Panchina e scrivania. Dopo questa partita ci sarà quella di Cremona venerdì e poi l’ultima in casa lunedì contro la Salernitana; poi, la società dovrà iniziare a programmare la prossima stagione. Dopo 11 anni il Delfino torna in terza serie, un campionato “infernale” e particolare rispetto ai salotti buoni del calcio dove il Pescara è stato negli ultimi 10 anni. Bisognerà capire con quali dirigenti ripartire e con quale allenatore. Attualmente sia l’allenatore, sia i due ds sono in scadenza di contratto e, quindi, servirà fare un ragionamento accurato. «Grassadonia lavora bene, non avrei problemi a confermarlo per la prossima stagione», ha detto il presidente Sebastiani una decina di giorni fa parlando del futuro dell’allenatore. Ecco, sembra che il patron sia davvero intenzionato a confermare il tecnico salernitano in panchina. Con lui dovrebbe restare anche il direttore sportivo Antonio Bocchetti, mentre resta incerto il futuro di Giorgio Repetto, al quale quest’anno hanno fatto decidere pochissimo in sede di calciomercato. Repetto potrebbe anche non restare, ma separarsi da una delle bandiera del calcio pescarese (sei stagioni da calciatore e sei da ds) non sarà facilissimo.
La rifondazione. Poi andrà studiata la nuova rosa. L’idea della società pare che sia quella di allestire una squadra giovane con qualche “pezzo” d’esperienza. Qui non dovrebbero esserci problemi visto che per il prossimo anno saranno sotto contratto ancora Fiorillo, Scognamiglio, Memushaj, Busellato, Galano, Valdifiori Sorensen, Drudi e Masciangelo. Difficilmente resterà Stephane Omeonga. Il mediano belga a fine stagione potrebbe non far valere l’opzione biennale del contratto e salutare. Nelle prossime ore il Delfino dovrà parlarne con l’agente.
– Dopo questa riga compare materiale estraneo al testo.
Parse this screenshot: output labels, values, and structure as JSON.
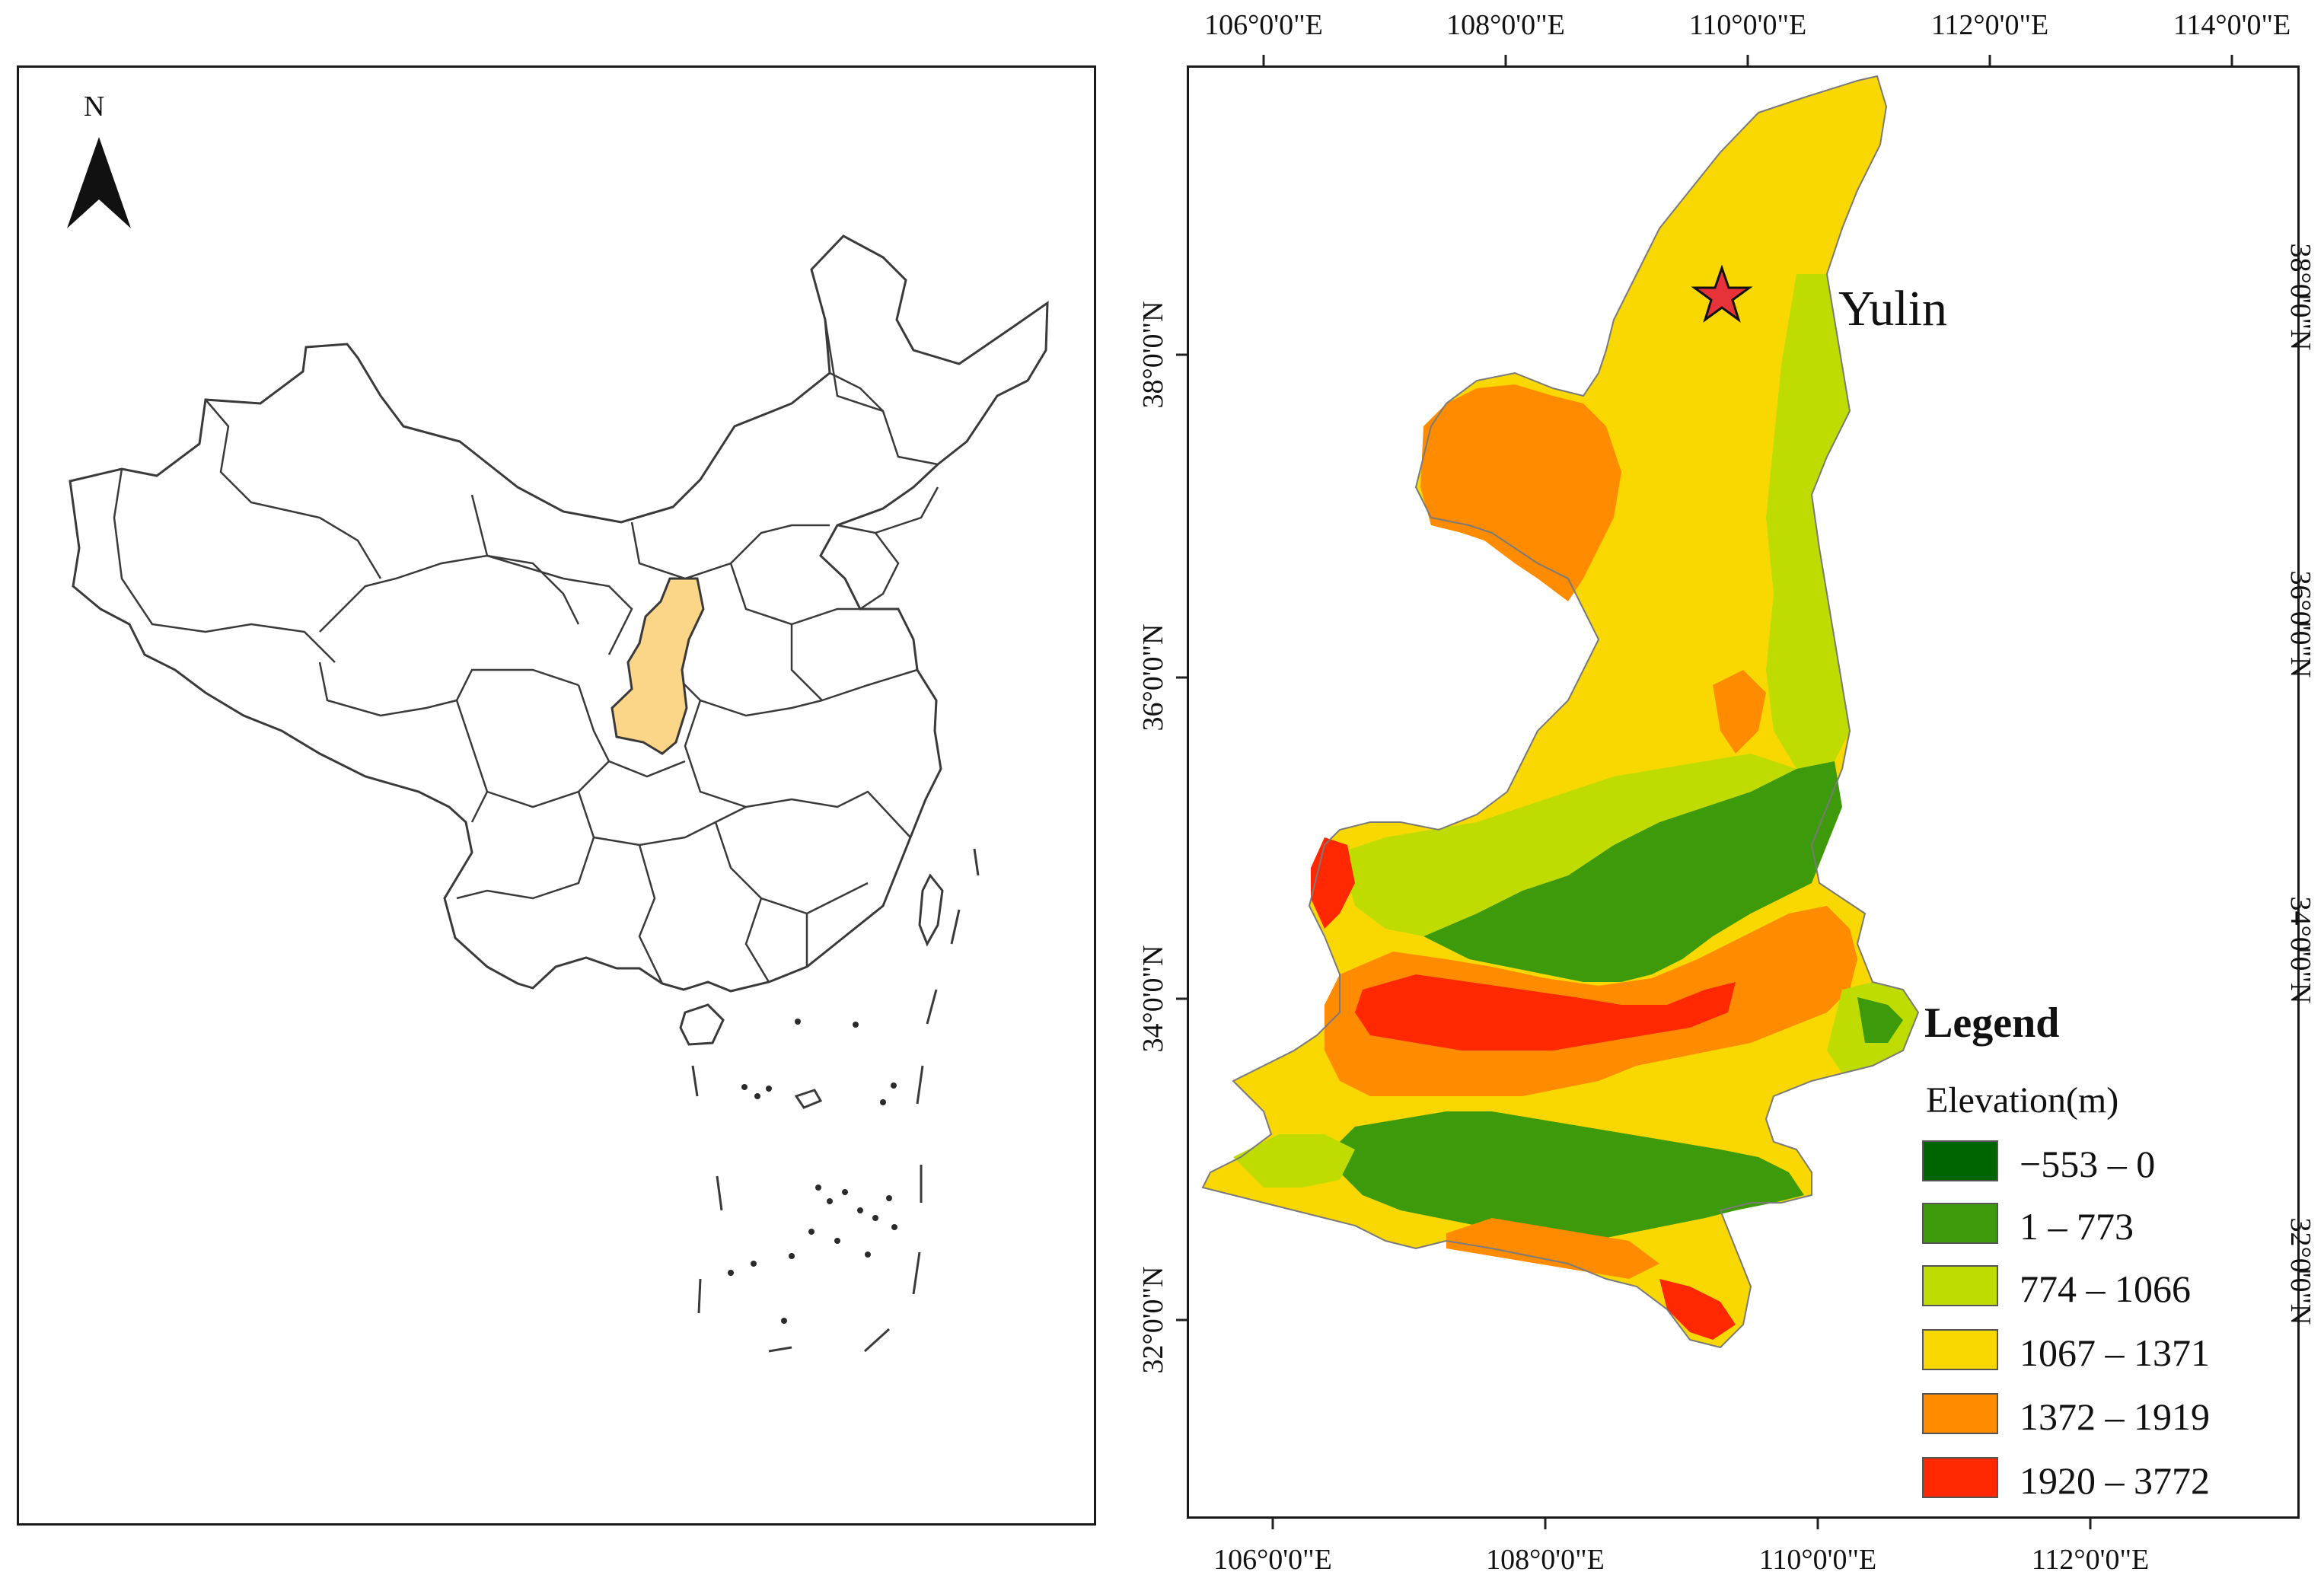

Alla decina di giocatori con il contratto va aggiunta la pattuglia dei “ritorni” che annovera i vari Bocic, Borrelli, Crecco, Elizalde, Bunino e Di Grazia. Tante decisioni da prendere all’orizzonte, sempre con uno sguardo ai conti. L’anno scorso le 4 retrocesse si sono divise 3 milioni di “paracadute” in base al piazzamento in classifica: 900mila alla quartultima, 800mila alla terzultima, 700mila alla penultima e 600mila all’ultima.
Delfino multato e Gessa squalificato. Dopo la gara di Cosenza, oltre alla pesante sconfitta, il Pescara deve pagare 2000 euro di multa. È questa la decisione del giudice sportivo, che ha sanzionato il Delfino per l’errata compilazione della distinta di gara. Non solo sanzionato, visto che ai 2000 euro di multa si aggiunge anche la squalifica per una giornata d al team manager Andrea Gessa «per avere, al 31° del primo tempo, dopo il provvedimento di ammonizione, sferrato un violento pugno all’interno della sua panchina», come si legge nel comunicato della Lega B.